Uma lágrima solitária escorre do olho dele, e eu a pego antes que caia no chão cinzento.

— Você só vem me ver quando precisa de mim. — sussurro encarando os olhos de Ben. — Por que você não me deixa como sempre faz?

Sinto os dedos dele apertar as minhas bochechas, os olhos se comprimirem e mais lágrimas saem. Dessa vez deixo que role pelo rosto pálido, e que caiam no chão.

— Se você não queria que eu viesse, então porquê me mandou aquela mensagem? — o peito de Ben sobe e desce rapidamente.

Calma Ben, quem vai partir sou eu e não você.

— Acho que eu te devia explicações. Não quero partir deixando uma dívida para trás. — e então ele me solta, como se eu fosse um ácido.

— Então tudo isso não passou de uma dívida idiota que você precisava, o que? Debitar? — agora sim ele parece estar com raiva.

— Você não via dessa forma?

— Mas é claro que não, inferno! Eu não fiz nada daquilo apenas para você me dever algo. Você não consegue perceber? Você não consegue ver?

— Ver o quê? — sinto um peso no peito, que me faz respirar mais rapidamente.

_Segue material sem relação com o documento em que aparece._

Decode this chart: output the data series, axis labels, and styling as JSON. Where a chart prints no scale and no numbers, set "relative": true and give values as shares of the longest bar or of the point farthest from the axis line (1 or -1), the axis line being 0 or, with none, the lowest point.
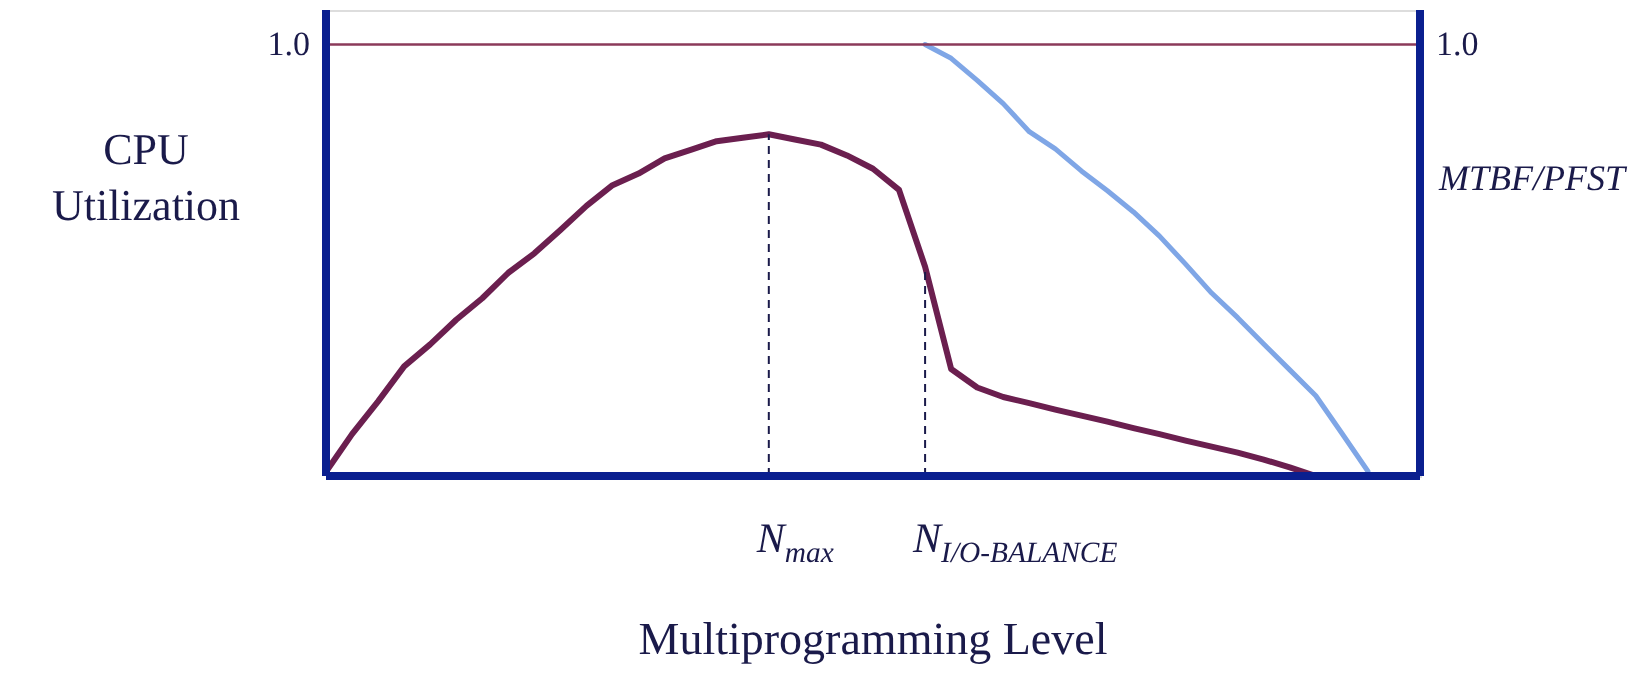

— Que desde sempre você sempre foi tudo o que me importou. — o cabelo negro de Ben é bagunçado pelo vento. — Eu sempre te amei.

Prendo a respiração, feliz por estar escuro no ponto que estou. Ben não consegue ver as gordas lágrimas que escorrem pela lateral do meu rosto. Lágrimas frias e salgadas.

— Se me amasse, não me machucaria. Se me amasse, não me deixaria. — fico surpresa pelo fato da minha voz não ter saído trêmula, e sim firme.

Quantas vezes eu não chorei a noite até não poder mais? Quantas vezes eu já não cai terrivelmente, desejando que Ben estivesse ao meu lado? Ele nunca estava. Bem sempre me procurava quando ele achava conveniente. Quando tudo estava um mar de flores para ele, Ben vinha me procurar para me aninhar nos braços dele.

Não, não posso deixar que as lembranças me peguem de novo. Não agora. Preciso colocar um ponto final nisso tudo.

Me viro de costas para Ben, me aproximando mais do parapeito. Escuto ele soluçar.

— Sabe por quê eu escolhi o terraço? Eu queria ver o mundo uma última vez antes de partir. — fecho os olhos e inspiro profundamente. — Diga aos meus amigos que eu amo eles, e que vou sentir saudades. Mas não diga que pedi perdão, porquê eu não sinto muito.

Subo no parapeito, o vento aumentando cada vez mais. Olho para baixo, para as minhas roupas. Visto uma camiseta branca que tanto gosto, além de um short jeans e sapatos rasgados. Minhas roupas favoritas.

— Rachel, me perdoa. Fica, e me perdoa. Me perdoa. — lanço um sorriso para Ben.

Ben está chorando, nunca vi tanta dor antes nele. O nariz vermelho, os lábios inchados por terem sido mordidos para tentar refrear o soluço. Vejo que uma mão agarra o peito de dor, talvez ele esteja sentindo a dor características que eu sempre senti.

— Claro que eu te perdôo. — vejo que tirei um peso das costas dele, ele parece mais aliviado, mais esperançoso. Sorrio uma última vez, respiro uma última vez, olho para o céu negro e sem estrelas, apenas com a lua pequena e distante. — Adeus.

Sussurro, e deixo o meu corpo cair, sendo abraçada pelo vento, vendo o mundo ficar azul, deixando as dores para trás.